To make it feel like a full arcade game there are several variations of golf in the game. It’s not a case of different ways to hit the ball but more a case of different ways of counting the score. Take for instance the baseball golfing where the scores are counted the same way as in baseball games. This was a big disappointment to me as I thought that Outlaw Golf 2 was a more EA Big-like approach to golf. The arcade elements that the game offers have less influence on the gameplay and are only fun if the boredom is really catching on.
The offer of game modes isn’t really good either. The main mode is the Tour mode. Here you’ll have to choose from a range of different characters and range events. After each successful event, a new one will be unlocked as well as new costumes and sticks. Sadly there isn’t a storyline behind the tour mode, making it rather impossible to feel connected to your character. To spice up your golfing abilities you can try out the Outlaw range. Here you’ll get several goals to complete earning you some stats.
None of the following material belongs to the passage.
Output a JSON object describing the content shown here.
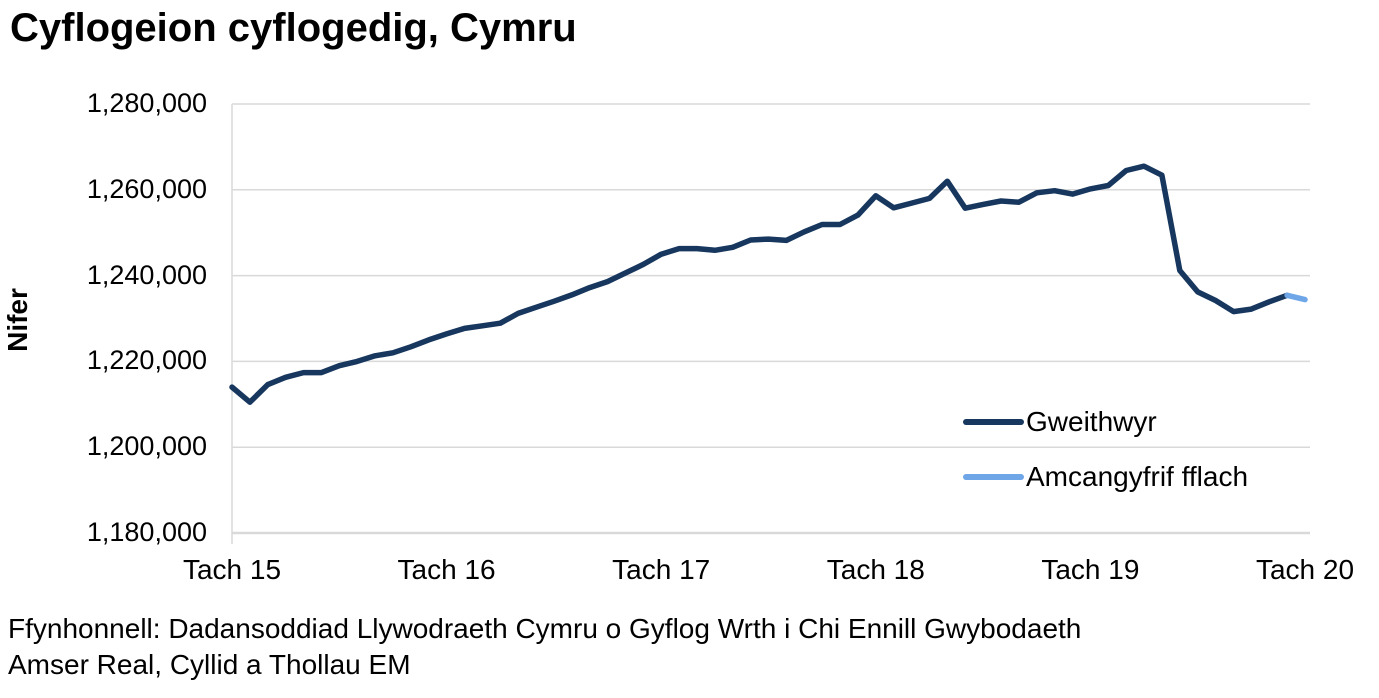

The lack of a tutorial however makes it hard for those who didn’t play the first game to find out how the controls work. Of course, that’s what a manual is for, but who reads those anyway?
From a graphical point of view, it’s not all that bad. The characters look detailed enough and the several courts all offer enough variety to keep the boredom out. The soundtrack however has a pretty high “trailer trash” level but thank god for the custom soundtrack option in the Xbox version. The Xbox Live mode gives the game a little advantage, but as long as the single player sucks, there’s no use in trying the online mode as far as I’m concerned.
Outlaw Golf 2 looked to be a cool arcade golf game that likes to break the traditional golfing rules. But see through the sex and violence and you’ll be left with a mediocre golf game with an identity crisis. They have chosen the path of arcade gameplay with too little convincing. A hefty amount of busty women and an occasional fight here and there doesn’t make a game fun to play. If there is a third instalment coming up, and let’s hope not, I can only hope for better gameplay abilities in stead of boring minigames that don’t offer any surplus to the game. Until that day I’ll try to get into the high society so I can scare away those happy ducks and leave a nice doodle in the bunkers.